The users of your database will forgive you if a device failure takes you off-line for a while, even a long while. But if you lose all of their data, they will not be kind to you.
No Power Faults in MY Server Room
Since the SSD failures in this study all occurred under power faults you might think that you are immune to damage caused by power faults because you have a top of the line UPS. But consider that Amazon Web Services spent a fortune equipping their data centers. Despite everything that Amazon could do, two of those data centers experienced serious power faults. Have you deployed more reliable power technology than Amazon?
More About the Study
The study included both solid state disks and memory cards. If you are interested in knowing which brands and models of the fifteen SSD devices failed, or more importantly, the two that did not fail, you won’t find it in this study. The study included fifteen models from five different vendors but neither the vendors nor the models are named. The researchers categorized the devices only as “low end”, “high end” or “Enterprise class” according to the price-per-megabyte. Failures occurred in all of those groups regardless of price.

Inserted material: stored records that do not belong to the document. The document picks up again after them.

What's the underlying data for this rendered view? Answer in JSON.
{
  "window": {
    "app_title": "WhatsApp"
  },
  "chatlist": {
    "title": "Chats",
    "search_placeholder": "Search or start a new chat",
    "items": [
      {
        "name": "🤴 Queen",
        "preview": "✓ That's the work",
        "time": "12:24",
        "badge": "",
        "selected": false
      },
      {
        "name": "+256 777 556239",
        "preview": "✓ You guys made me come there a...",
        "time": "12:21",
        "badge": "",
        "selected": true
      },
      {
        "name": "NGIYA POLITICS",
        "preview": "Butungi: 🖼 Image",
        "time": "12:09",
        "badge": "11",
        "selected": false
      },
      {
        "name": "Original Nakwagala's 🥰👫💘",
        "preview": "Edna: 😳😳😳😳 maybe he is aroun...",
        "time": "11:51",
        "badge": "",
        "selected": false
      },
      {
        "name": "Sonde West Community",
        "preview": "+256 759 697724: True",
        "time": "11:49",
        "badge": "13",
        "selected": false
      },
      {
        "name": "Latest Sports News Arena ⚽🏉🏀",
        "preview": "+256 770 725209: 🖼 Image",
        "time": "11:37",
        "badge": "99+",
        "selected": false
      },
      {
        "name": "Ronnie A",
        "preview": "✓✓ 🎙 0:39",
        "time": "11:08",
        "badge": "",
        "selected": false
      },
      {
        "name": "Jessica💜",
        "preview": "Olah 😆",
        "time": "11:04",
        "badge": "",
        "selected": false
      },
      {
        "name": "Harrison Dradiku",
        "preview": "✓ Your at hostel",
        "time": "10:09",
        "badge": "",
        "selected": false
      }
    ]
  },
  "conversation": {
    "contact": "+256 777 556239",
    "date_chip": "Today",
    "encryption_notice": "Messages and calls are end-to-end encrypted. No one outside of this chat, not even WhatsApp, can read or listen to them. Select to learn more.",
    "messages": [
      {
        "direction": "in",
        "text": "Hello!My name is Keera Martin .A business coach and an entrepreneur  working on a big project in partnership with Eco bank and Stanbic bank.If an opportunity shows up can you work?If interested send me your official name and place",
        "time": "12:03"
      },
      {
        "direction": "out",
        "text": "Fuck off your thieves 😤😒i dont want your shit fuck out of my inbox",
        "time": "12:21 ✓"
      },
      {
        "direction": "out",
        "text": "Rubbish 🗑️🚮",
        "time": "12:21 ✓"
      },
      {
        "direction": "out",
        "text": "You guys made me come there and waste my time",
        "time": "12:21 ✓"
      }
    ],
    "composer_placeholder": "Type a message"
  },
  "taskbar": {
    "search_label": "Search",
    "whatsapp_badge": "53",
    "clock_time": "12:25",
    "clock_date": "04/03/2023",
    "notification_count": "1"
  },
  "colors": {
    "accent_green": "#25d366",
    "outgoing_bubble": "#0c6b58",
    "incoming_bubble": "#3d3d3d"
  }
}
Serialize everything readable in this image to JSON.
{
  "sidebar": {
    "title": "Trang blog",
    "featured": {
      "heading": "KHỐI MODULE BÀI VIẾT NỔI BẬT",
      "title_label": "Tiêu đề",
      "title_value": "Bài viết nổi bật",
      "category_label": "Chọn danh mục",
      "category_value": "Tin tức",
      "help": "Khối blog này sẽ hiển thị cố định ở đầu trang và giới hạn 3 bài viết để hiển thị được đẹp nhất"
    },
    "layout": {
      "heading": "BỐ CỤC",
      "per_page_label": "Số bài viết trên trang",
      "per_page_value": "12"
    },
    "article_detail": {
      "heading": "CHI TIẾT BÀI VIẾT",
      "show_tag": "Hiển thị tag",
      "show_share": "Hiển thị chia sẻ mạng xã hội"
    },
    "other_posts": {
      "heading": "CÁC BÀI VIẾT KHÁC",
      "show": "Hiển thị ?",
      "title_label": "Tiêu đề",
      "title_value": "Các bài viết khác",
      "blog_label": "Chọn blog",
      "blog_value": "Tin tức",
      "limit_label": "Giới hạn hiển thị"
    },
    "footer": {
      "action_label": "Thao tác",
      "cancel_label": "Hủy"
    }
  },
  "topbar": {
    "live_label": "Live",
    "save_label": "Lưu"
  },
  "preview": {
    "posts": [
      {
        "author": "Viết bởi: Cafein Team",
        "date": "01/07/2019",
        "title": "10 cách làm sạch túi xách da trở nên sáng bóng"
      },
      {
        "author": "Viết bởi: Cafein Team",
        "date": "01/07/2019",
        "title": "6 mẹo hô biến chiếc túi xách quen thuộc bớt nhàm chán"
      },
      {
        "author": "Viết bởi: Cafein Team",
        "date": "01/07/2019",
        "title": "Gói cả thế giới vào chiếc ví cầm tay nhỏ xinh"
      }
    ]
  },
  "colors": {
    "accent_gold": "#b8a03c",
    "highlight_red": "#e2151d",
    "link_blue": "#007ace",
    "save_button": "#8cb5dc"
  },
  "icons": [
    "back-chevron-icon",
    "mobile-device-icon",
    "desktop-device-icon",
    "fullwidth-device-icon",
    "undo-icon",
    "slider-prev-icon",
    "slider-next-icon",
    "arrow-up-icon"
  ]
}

For comparison, the researchers also ran two spinning platter devices through the same tests. The low-end drive failed but the high-end spinning platter drive did not fail.
This is too little data to make unqualified statements about the results of the comparison, but it does suggest that some high-end spinning platter devices might be more reliable than some SSD devices.
The Bottom Line
Device reliability is certainly relevant to Disaster Recovery. High quality hardware can significantly reduce the risk of data loss but it cannot guarantee it. Although it makes sense to use the most reliable hardware you can afford, the bottom line is that your disaster recovery plans cannot depend on the reliability of any piece of hardware whether it be a disk, SSD, UPS or anything else.
Frequent backups and redundant copies of the data in multiple locations are the crucial components of any good Disaster Recovery Plan. They will get you as close as possible to guaranteed data safety.